The teammates knew pouting, complaining or lamenting would not heal their wounded knees. They understood that the only thing that would help would be work — arduous, exhausting and often times exceedingly painful work.

“It was just one of those things where you didn’t really have an option,” Bates said. “You just go to work everyday and rehab. When you go to practice you know you just have to get it done … it was what [we] had to do so it’s what [we] did.”

Their therapy was tireless — sessions with the team trainer twice a day for the first months following surgery and then daily two-to-three hour sessions for the five subsequent months. Most days the players were so busy in the training room they never got to see a soccer field.

One rehab exercise, designed to help regain mobility in the leg, required the players to be strapped to a chair. With the cranking of a handle, their knee would then be physically straightened and re-set into its proper place.

“I’d be on there for 15 minutes and it was just one of those things that hurt so much,” Lima said. “But you just had to go through it because you saw the results from it. But it just killed you.”
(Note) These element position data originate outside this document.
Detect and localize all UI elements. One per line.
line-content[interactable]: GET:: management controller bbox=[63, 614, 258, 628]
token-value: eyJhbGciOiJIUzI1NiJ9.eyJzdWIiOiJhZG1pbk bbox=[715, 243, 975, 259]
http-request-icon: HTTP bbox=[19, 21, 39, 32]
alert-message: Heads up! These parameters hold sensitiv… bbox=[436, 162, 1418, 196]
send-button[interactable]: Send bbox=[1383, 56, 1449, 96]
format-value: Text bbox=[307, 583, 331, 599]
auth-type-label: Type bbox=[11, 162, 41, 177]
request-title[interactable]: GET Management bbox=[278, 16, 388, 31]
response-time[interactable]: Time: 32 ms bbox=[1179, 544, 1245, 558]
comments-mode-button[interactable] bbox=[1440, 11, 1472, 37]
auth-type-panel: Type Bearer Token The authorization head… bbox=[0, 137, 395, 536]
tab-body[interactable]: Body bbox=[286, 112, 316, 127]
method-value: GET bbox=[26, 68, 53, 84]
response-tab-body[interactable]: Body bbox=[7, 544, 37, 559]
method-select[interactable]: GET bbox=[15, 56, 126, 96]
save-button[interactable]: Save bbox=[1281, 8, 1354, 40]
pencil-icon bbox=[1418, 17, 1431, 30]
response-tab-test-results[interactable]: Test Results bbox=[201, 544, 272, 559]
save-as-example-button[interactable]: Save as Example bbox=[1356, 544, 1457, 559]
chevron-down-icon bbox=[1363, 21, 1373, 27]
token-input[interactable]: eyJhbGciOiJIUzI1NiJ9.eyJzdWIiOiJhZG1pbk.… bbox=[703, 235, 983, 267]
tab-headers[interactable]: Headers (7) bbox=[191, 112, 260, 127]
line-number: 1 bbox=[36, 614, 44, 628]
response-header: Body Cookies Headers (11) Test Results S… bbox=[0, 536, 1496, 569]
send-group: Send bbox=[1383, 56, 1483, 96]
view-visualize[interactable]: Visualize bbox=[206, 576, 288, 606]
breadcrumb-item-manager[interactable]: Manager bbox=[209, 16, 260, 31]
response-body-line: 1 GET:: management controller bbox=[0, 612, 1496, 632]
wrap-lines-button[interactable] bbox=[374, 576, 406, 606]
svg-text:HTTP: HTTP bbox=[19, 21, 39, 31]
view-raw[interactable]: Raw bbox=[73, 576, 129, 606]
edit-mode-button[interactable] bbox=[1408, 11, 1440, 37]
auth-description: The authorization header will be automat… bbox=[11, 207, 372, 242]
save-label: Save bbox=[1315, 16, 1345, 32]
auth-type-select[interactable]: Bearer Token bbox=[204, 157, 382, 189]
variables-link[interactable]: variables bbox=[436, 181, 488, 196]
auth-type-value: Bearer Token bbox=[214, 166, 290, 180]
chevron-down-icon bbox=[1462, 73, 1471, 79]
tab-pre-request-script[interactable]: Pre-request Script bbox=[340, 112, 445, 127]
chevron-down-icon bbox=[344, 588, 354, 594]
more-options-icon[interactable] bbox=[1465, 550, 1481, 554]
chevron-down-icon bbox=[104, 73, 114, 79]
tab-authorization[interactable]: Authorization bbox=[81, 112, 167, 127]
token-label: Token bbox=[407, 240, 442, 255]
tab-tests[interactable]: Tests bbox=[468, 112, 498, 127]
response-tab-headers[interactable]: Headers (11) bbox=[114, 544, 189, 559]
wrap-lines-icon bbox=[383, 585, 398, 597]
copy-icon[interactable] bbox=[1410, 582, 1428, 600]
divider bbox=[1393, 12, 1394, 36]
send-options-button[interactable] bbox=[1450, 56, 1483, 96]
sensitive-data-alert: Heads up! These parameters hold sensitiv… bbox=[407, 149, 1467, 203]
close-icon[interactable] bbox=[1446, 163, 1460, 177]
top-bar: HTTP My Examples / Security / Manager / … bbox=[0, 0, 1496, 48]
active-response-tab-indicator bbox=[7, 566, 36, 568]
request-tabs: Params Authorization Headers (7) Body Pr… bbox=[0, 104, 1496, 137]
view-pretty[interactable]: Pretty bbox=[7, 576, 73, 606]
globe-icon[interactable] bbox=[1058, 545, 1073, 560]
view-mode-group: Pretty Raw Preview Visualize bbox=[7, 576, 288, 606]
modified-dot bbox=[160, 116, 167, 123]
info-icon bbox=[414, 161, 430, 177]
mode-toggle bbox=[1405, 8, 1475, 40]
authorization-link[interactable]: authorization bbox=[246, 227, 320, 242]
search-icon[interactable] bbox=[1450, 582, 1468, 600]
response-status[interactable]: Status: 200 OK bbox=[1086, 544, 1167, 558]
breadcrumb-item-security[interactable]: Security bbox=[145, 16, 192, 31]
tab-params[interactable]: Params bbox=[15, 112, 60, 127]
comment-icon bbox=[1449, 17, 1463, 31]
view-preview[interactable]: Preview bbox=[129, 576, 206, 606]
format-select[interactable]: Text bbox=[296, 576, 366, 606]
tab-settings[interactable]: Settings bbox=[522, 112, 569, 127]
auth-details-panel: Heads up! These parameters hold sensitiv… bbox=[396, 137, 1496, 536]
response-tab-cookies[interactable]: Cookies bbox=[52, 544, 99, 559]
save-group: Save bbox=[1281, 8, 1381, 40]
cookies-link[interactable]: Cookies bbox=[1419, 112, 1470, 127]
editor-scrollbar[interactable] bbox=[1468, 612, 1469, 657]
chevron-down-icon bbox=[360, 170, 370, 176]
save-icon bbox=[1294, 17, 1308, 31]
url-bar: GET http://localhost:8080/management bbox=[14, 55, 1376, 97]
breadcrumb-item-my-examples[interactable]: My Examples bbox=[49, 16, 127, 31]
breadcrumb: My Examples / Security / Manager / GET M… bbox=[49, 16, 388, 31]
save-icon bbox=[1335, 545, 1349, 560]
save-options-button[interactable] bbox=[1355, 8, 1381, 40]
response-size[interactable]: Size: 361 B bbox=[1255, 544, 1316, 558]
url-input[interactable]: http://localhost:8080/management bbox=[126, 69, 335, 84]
Improvement was gradual. A couple weeks after their respective surgeries, the players were able to walk again. After about three months they could run. Five months passed and the players were able to retake the field in a limited capacity.

And after six laborious months, they were finally what Bates called “all in.” They returned to the field with newfound enthusiasm for the game they loved.

“It was just overwhelming joy,” Bird said. “You just really appreciate the game and you don’t want to take it for granted again.… every minute on the field you have a new appreciation for.”

In a upset win against then-No. 22 California on Aug. 31, the three teammates finally came full circle.

With 10 minutes remaining in the first half, Lima and Bates made their regular-season debuts together to a loud ovation from the home crowd. As they walked onto the pitch they were soon met by Bird, who had been a starter in each of the team’s first two games.

The indomitable trio came back together again, finally on the soccer field instead of a trainer’s table. And if it was fate that united them in misfortune — and allowed them to share a road to redemption and recovery — they wouldn’t have had it any other way.

“I think [the whole process] played a major role in my life and definitely changed a few things,” Bates said. “But I can’t imagine being in here by myself and going through all of that without having these guys with me.”